And all the day the blue-jay calls throughout the autumn lands. The words of poet William Wilfred Campbell still ring true today. Loud and brash, blue jays are especially boisterous in September and October when on the move in loose flocks through cottage country. They vary greatly in number from year to year, depending on whether there’s enough food around to stick it out through a northern winter or they have to join other jays picking their way to the movable feast in the central and southern US.
While jays sometimes feed on the likes of rodents, bats, and birds, their destinies and destinations are determined by beechnuts, hazelnuts, and acorns. In the fall, the almost 30-cm-long bird will often fly one to two kilometres to a good stand of oak or beech, cram its throat and beak with up to five acorns or 15 beechnuts, and return home to stash its loot. In times of plenty, an industrious couple might deposit a winter store of up to 10,000 acorns and nuts in tree holes and cracked logs, allowing the pair to settle in their nesting territory year round.
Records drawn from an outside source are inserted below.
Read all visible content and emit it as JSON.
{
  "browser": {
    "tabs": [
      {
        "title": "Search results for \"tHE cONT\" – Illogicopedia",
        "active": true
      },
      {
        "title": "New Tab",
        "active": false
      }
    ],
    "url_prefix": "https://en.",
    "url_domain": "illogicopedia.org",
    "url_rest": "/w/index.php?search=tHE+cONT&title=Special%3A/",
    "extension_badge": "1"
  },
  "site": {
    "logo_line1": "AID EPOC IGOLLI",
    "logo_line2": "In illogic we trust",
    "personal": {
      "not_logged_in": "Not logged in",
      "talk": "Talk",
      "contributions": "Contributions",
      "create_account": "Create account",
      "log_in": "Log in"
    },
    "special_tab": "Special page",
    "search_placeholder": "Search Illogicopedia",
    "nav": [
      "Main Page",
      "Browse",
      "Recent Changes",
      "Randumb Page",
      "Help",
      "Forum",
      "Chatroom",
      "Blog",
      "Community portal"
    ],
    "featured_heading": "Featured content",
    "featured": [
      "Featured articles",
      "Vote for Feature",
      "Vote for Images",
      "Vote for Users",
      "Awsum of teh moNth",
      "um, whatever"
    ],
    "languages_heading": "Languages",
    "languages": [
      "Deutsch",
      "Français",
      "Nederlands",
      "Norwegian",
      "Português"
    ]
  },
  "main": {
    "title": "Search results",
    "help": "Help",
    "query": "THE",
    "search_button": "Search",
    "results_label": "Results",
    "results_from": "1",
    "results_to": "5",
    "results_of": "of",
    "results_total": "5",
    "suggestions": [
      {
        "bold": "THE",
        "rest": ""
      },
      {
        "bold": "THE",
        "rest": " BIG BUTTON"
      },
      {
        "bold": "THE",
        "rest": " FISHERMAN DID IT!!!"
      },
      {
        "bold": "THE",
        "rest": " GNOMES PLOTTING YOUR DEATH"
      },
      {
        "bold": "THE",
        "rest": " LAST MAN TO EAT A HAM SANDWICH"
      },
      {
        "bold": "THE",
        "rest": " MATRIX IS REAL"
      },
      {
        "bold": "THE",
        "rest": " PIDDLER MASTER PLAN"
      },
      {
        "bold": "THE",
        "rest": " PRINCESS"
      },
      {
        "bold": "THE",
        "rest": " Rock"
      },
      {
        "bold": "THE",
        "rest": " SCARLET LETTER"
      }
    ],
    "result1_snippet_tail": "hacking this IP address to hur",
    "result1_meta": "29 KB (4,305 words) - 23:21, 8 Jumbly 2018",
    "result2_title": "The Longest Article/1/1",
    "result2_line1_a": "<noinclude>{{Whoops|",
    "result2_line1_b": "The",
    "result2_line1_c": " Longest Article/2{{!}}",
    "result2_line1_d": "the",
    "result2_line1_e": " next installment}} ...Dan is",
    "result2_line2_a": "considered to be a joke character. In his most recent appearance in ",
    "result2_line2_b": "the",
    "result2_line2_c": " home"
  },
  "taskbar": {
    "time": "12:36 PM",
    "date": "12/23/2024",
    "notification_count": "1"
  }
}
Oak, beech, and hazel produce bumper crops roughly every other year, but relatively little in between, sending more jays packing. The vast majority of migrants hatched only months earlier; without time to establish territories for stashing their suppers, they move south, where they can forage all winter.
On the road
Unlike many songbirds, jays migrate by day (in the morning, mostly) rather than at night, possibly because they’re strong fliers and less vulnerable to birds of prey and daytime wind turbulence. Flocks of five to 30 cruise up to 300 metres above the treetops. They usually touch down around noon to stock up on nuts, seeds, and berries to power their flight, calling often as they forage through the woods for the rest of the day.
Blue jay way
When migrants reach Lake Erie, their flocks build into the hundreds and make their way south. About 440,000 blue jays were counted last autumn at the Holiday Beach hawk watch, south of Windsor, with more than 50,000 streaming past in a single day.
Healthy country living
Since West Nile virus arrived in Ontario in 2001, it has hit blue jays and crows, members of the same family, much harder than most birds. But the mosquitoes that primarily spread the disease thrive mainly in the urban areas of southern Ontario, so the birds of cottage country have been less heavily affected.